Perseverance: An Act of Faith
Most people who know me, know that I like the Golden Girls. There are few things that come between me and an evening spent giggling with Dorothy, Rose, Sophia, and Blanche. However, the other night I was feeling inspired to get out of my old routine and change it up with a good ole’ documentary.
At the time I had no idea that my choice would provide inspiration for this post.
Netflix wins again.
Free Solo is about professional rock climber Alex Honnold’s journey to be the first person to free solo climb El Capitan’s 900-metre vertical rock face at Yosemite National Park. And he did it! In about four hours time.
I still can’t believe he did it…amazing!
For my fellow non-rock climbers, a free solo climb is when someone, hopefully a professional climber, climbs alone without using ropes, harnesses, or protective equipment. Insane, right?
As unbelievable as it might seem, a free solo climber relies entirely on their ability to persevere. This requires physical skill, and a well mapped out strategy to scale unthinkable surfaces, at unfathomable heights. As I watched Alex prepare to climb El Capitan, I was reminded that physical strength can only take us so far on the journey that God has set before us.
Free Solo heralds a message that every professing Christian needs to be reminded of:
It takes more than physicality to persevere through life’s challenges.
More often than not, what gets left out of our Sunday morning sermons, small group conversations, and book clubs is the importance of long suffering and self-control, and the role they play in building perseverance.
Perseverance is mental fortitude.
You know, the kind of grit that makes us wanna holla, “Oh, hell yeah, I CAN and BRING IT ON!”

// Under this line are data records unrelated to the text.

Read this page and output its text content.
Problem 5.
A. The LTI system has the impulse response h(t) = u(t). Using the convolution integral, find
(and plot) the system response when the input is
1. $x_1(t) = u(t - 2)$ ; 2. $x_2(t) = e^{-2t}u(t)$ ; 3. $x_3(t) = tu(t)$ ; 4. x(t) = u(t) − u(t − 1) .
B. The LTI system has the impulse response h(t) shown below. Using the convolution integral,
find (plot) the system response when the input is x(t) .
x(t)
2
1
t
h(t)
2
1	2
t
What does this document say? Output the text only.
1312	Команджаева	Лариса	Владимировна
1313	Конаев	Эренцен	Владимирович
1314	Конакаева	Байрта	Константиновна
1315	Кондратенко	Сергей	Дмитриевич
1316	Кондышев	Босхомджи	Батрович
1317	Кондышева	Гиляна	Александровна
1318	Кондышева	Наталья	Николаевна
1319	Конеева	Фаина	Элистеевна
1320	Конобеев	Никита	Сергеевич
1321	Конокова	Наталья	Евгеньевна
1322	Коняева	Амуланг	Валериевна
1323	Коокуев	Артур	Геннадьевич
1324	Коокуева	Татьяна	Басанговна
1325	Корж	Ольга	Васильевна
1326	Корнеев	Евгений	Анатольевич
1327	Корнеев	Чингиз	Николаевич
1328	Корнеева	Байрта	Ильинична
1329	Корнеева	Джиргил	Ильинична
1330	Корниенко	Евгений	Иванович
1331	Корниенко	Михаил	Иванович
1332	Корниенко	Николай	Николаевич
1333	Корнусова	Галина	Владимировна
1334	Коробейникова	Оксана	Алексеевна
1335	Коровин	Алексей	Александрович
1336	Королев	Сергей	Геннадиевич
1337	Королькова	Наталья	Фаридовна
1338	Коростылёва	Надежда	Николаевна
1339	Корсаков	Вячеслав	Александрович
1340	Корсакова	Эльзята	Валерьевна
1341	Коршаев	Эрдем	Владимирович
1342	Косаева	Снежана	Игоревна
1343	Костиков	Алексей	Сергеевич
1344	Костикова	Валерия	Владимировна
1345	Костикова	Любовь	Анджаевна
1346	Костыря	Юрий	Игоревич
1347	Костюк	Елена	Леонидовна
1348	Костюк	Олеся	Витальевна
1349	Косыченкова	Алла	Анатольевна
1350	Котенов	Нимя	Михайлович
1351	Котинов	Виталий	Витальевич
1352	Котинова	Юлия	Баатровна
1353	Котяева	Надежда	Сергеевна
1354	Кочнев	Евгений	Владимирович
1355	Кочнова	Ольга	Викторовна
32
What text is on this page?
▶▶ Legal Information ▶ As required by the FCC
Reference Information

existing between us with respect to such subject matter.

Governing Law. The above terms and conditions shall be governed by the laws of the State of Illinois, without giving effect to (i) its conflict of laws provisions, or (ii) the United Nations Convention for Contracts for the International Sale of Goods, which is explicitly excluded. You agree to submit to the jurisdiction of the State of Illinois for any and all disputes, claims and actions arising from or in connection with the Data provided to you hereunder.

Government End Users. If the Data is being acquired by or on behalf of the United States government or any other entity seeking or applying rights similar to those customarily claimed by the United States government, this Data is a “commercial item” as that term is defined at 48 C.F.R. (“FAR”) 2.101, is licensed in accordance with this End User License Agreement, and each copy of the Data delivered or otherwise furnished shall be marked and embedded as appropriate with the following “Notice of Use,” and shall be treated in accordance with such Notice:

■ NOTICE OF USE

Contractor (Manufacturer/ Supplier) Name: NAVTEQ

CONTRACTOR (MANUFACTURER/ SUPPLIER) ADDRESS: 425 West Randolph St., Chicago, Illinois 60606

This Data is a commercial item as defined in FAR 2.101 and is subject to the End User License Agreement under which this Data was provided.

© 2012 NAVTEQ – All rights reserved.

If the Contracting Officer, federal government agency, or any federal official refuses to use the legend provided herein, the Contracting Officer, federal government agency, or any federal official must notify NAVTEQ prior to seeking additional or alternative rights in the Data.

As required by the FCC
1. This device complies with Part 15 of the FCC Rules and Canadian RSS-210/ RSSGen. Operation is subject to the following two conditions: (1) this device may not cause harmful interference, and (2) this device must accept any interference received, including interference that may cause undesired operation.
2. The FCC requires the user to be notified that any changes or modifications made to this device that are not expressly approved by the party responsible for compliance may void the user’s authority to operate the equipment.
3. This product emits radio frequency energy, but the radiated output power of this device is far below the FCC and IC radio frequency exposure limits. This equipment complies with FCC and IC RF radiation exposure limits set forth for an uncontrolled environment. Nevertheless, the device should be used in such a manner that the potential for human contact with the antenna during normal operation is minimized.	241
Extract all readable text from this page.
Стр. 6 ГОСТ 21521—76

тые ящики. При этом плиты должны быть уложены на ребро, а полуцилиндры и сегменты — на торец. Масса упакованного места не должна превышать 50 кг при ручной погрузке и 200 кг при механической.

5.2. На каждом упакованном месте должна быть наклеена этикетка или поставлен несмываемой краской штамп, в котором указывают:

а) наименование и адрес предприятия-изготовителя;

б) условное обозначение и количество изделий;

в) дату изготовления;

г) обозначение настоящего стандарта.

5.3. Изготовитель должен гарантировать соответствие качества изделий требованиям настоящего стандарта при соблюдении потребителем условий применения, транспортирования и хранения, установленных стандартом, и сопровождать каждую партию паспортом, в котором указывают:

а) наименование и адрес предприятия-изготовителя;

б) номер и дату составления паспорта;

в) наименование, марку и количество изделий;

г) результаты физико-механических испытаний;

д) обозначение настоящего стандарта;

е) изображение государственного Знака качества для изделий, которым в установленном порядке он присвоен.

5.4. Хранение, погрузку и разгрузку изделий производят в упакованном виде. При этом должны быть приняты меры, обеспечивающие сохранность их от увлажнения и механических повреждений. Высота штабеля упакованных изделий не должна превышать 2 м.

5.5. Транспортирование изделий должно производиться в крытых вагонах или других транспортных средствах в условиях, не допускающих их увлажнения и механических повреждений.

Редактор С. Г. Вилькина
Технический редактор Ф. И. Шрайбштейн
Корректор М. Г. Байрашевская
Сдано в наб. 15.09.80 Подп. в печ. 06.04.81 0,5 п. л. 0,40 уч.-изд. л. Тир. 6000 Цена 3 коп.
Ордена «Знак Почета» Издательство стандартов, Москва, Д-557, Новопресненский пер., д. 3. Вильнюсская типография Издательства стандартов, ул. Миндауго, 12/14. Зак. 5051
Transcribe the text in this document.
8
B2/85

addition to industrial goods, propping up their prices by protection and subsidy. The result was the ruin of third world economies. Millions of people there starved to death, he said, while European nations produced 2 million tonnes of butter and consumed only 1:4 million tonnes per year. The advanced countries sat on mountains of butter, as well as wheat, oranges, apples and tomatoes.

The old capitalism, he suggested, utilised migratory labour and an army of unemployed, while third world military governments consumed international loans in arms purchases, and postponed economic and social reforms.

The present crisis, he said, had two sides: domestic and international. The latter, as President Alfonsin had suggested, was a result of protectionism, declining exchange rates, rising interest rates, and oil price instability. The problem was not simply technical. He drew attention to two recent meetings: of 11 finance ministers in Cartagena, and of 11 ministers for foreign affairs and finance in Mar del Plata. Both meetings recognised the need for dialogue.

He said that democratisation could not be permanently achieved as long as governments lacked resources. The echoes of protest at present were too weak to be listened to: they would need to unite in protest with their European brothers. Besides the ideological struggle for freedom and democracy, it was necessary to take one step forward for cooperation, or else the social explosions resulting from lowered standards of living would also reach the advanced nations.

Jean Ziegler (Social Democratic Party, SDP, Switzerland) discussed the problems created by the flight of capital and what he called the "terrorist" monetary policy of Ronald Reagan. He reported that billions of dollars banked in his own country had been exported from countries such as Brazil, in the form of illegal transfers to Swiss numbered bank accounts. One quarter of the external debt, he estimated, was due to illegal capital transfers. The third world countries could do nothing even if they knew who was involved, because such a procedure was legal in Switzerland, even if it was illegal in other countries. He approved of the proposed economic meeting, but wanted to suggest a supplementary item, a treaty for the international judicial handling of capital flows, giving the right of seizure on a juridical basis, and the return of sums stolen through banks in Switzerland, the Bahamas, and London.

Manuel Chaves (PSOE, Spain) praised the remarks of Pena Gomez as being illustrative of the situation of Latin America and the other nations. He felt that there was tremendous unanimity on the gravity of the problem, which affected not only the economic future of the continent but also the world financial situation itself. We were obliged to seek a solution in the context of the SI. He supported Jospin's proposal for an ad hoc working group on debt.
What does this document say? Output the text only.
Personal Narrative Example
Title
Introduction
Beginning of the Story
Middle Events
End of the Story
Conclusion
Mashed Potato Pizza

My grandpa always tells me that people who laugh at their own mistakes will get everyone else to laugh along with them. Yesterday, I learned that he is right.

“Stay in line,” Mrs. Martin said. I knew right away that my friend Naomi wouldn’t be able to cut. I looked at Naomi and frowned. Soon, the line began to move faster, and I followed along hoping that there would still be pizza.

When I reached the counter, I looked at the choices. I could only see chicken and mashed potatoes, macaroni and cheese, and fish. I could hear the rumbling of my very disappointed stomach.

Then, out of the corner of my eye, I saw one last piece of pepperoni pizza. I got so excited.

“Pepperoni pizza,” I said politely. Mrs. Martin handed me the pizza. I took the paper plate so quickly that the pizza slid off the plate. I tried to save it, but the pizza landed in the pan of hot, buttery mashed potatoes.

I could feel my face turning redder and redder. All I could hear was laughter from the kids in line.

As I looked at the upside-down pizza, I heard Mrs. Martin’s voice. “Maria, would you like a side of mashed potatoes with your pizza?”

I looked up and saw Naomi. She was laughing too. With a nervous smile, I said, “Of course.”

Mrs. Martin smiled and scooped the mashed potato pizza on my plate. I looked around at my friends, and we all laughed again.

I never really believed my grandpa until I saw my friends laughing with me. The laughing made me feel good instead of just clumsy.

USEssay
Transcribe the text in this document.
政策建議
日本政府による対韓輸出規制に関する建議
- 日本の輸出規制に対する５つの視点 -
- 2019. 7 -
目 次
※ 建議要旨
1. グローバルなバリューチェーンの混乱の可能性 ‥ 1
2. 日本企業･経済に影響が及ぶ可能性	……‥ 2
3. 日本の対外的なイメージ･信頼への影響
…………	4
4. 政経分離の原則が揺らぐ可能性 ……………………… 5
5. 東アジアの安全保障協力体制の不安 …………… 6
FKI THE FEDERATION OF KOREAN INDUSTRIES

Perseverance isn’t something we acquire by accident. It’s an intentional act of faith. We persevere, because we know that God is greater than our present situation, and that He has something much greater waiting for us on the other side. Perseverance, just like faith keeps us going when everything else around us is screaming “STOP…WAIT, YOU CAN’T!”
Anyone who has been through or is currently in the midst of anything that has rendered their body out of their control can testify to the reality that when physicality fails, the only thing that’s left is the ability to persevere. To mentally wrestle and conquer the shame, pride, fear, and doubt that stand in the way of us completing our God-given assignments.
The day-after-day practice of perseverance was what Paul, the great Roman soldier/Jewish scholar, murderer turned evangelist, wrote about in the face of adversity.
“We are afflicted in every way, but not crushed; perplexed, but not driven to despair; persecuted but not forsaken; struck down, but not destroyed; always carrying in the body the death of Jesus, so that the life of Jesus may also be manifested in our bodies.” (2 Corinthians 4:8-10)
Paul knew that with the disheartening complexities of this world it would be vital for the people of God to cling to the power and strength that the resurrection of Jesus provides. The gift of the Holy Spirit that has been imparted to us brings fortitude and provides strength to persevere through anything.
“Free soloing is almost as old as climbing itself, with roots in the 19th century. Climbers are continuing to push the boundaries. There are certainly better technical climbers than me. But if I have a particular gift, it’s a mental one – the ability to keep it together where others might freak out.” —Alex Honnold
Ashley Bell was born and raised in a little town in Virginia and moved to Portland in 2007 to attend Seminary at Multnomah University. After graduating she moved to Tallahassee, Florida. However, in 2012 the Lord so graciously provided for her to return to Portland to begin working at Multnomah, while getting another master’s in education. Ashley currently works at Portland Rescue Mission – Shepherd’s Door as the Equipping Manager. Ashley believes that discipleship is not only an essential part of our relationship with Jesus, but it is also essential in the process of becoming astute, kind, loving, citizens, that are committed to engaging relationally, and lovingly with present social realities. Her greatest desire is to be an accurate reflection of the grace and love of Jesus Christ to everyone she encounters.